Дошла очередь и до Петра Толстого. Жижа из половника потекла, наполняя кювету, впиталась в переплетение сосудов, проникла в серое вещество мозга, и в гулкой тишине зала Пётр Толстой услышал течение мыслей в головах справа и слева от него. Неразборчивый поначалу бубнёж постепенно начал складываться в слова, причём произносили их не ртами, а мыслью, но всё слова были отчётливо слышны. Говорили все головы в зале, сперва как бы сами с собой, каждая о своём — пробовали новый необычный голос — но вот уже кто-то крикнул через стол: Наше вам почтение! — и ему ответили с другого конца, через торжественное пространство Георгиевского зала: И вам здравствуйте, любезный! И вы здесь? Очень рад, как вам новая ипостась? — Что же далее в программе? — спросили сбоку. — Откроете? Уж больно интригует новизна обстоятельств! — Всему своё время, — строго ответили с противоположной стороны. — Будем верить в план.
— А без хуя-то как теперь? — пробормотал слева знаменитый режиссёр. Он было осёкся, осознав, что и его тоже слышат, но не стушевался, а наоборот, повторил, возвысив голос, добавив знакомых каждому театральных интонаций. — Как без хуя-то? Воображение других собравшихся при этих словах рисовало воздетые к небу руки в тонких фамильных перстнях. — В Ростове в две тысячи восьмом был похожий случай, — этот голос принадлежал седой коротко стриженной голове министра внутренних дел, без тела изрядно похорошевшей, приобретшей черты римского патриция: строгие морщины вдоль щёк, аскетическую и хищную заострённость носа. — Нашли в частном секторе в старом доме три отрезанные головы, но там секатором поработали, а потом на колья насадили. Всю семью, мать, отца, ребёнка трёхлетку. Как сейчас помню: входишь в дом — в горнице на столе отцова голова, под иконами — голова матери, а детская голова в печке. Участковый ещё тогда рассудком двинулся, всё говорил: вот, зреет в печи-то, как жаворонок, только теста нет, тестом бы обмазать. — А вы заметили, как это было тонко, литературно: и гимн, и зал, и караул. Сейчас бы раков, донских, — женский голос на дальнем краю каре из кейтеринговых столов звучал знакомо, но с уверенностью назвать имя его владелицы Пётр Толстой не мог.
Лиза повернулась лицом к собранию. Голоса зашикали, перешли на шёпот, и только один высокий мужской задумчиво спросил напоследок, не обращаясь ни к кому в отдельности, и в то же время ко всем собравшимся сразу: А всё же. Без хуя-то как?
Наступила тишина.
Смолкли голоса актёров, депутатов, эстрадных певцов, телевизионных журналистов, священников, кругосветных путешественников, банкиров, промышленников, генералов, полицмейстеров, смотрителей за дорогами, почтой и морскими портами, директоров пароходств, нефтедобытчиков и руководителей высокотехнологичных компаний.

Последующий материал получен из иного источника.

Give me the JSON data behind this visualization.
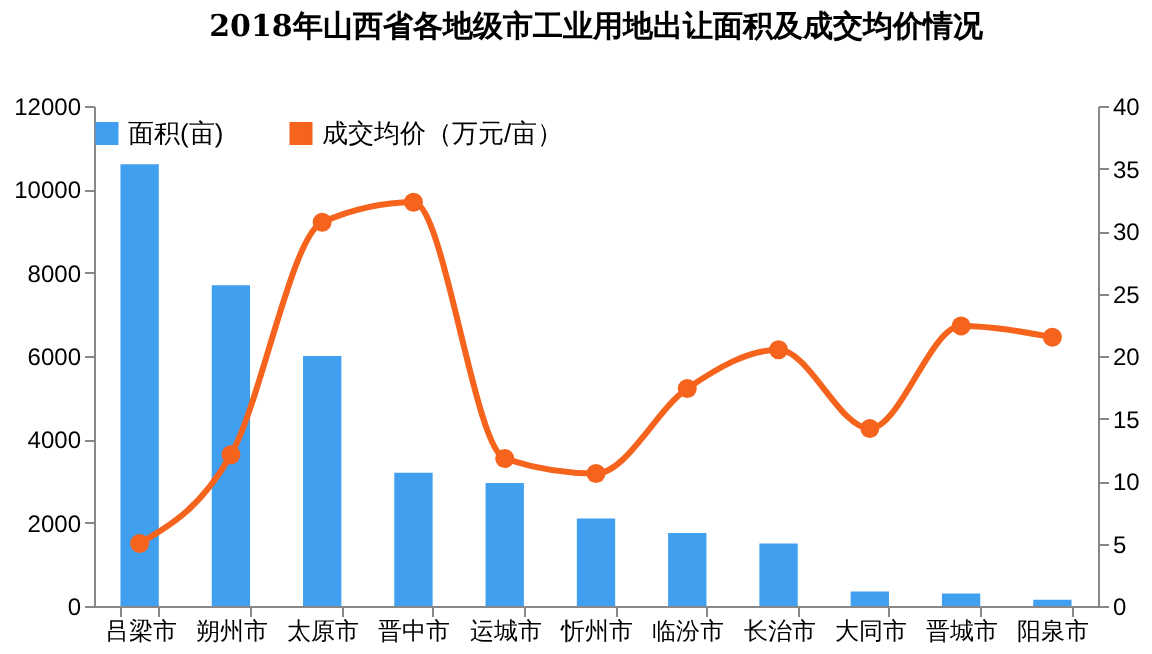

Только один голос зазвучал под невидимыми в вышине сводами Георгиевского зала — голос девочки-подростка в сшитой по тюремным лекалам робе, с полоской вшивых укусов над воротником, с почерневшими от пыточных иголок и тисков ногтями.

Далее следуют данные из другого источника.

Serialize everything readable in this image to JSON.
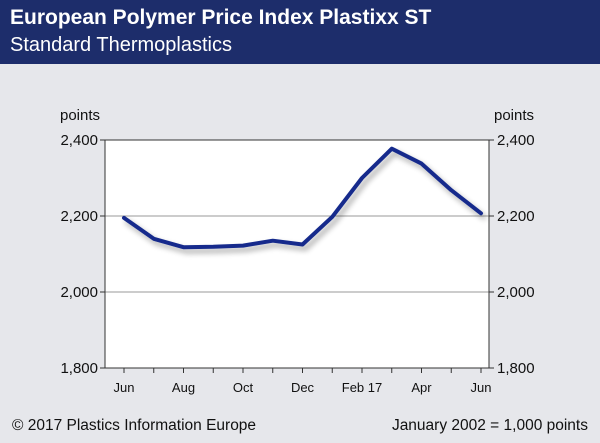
{
  "header": {
    "title": "European Polymer Price Index Plastixx ST",
    "subtitle": "Standard Thermoplastics"
  },
  "footer": {
    "copyright": "© 2017 Plastics Information Europe",
    "note": "January 2002 = 1,000 points"
  },
  "colors": {
    "header_bg": "#1d2d6b",
    "panel_bg": "#e6e7eb",
    "line": "#132a8c"
  },
  "chart_data": {
    "type": "line",
    "title": "European Polymer Price Index Plastixx ST",
    "subtitle": "Standard Thermoplastics",
    "ylabel_left": "points",
    "ylabel_right": "points",
    "ylim": [
      1800,
      2400
    ],
    "yticks": [
      "1,800",
      "2,000",
      "2,200",
      "2,400"
    ],
    "ytick_values": [
      1800,
      2000,
      2200,
      2400
    ],
    "grid": true,
    "x": [
      "Jun 2016",
      "Jul 2016",
      "Aug 2016",
      "Sep 2016",
      "Oct 2016",
      "Nov 2016",
      "Dec 2016",
      "Jan 2017",
      "Feb 2017",
      "Mar 2017",
      "Apr 2017",
      "May 2017",
      "Jun 2017"
    ],
    "xtick_labels": [
      "Jun",
      "",
      "Aug",
      "",
      "Oct",
      "",
      "Dec",
      "",
      "Feb 17",
      "",
      "Apr",
      "",
      "Jun"
    ],
    "series": [
      {
        "values": [
          2195,
          2140,
          2118,
          2119,
          2122,
          2135,
          2125,
          2198,
          2300,
          2377,
          2338,
          2268,
          2207
        ]
      }
    ]
  }
}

— Ника, — позвала она. — Ника! Ника!
Она произносила это имя сперва совсем тихо, едва слышно, а потом всё громче и громче и громче, а поскольку рук у собравшихся не было, заткнуть себе уши они не могли. Желатиново задрожали в черепных коробках пропитанные чёрным субстратом мозги, вновь затрепетало пламя свечей в многотонной люстре под потолком Георгиевского зала, ярче засветилась парящая над тарелкой с клеймом императорского фарфорового завода зефирка.
Из темноты появился стюарт, накинул на голову девочки чёрный шёлковый мешок, но её мёртвый голос от этого не смолк, и даже тише не стал.
— Ника! Ника! — кричала Лиза. — Я здесь! Видишь меня?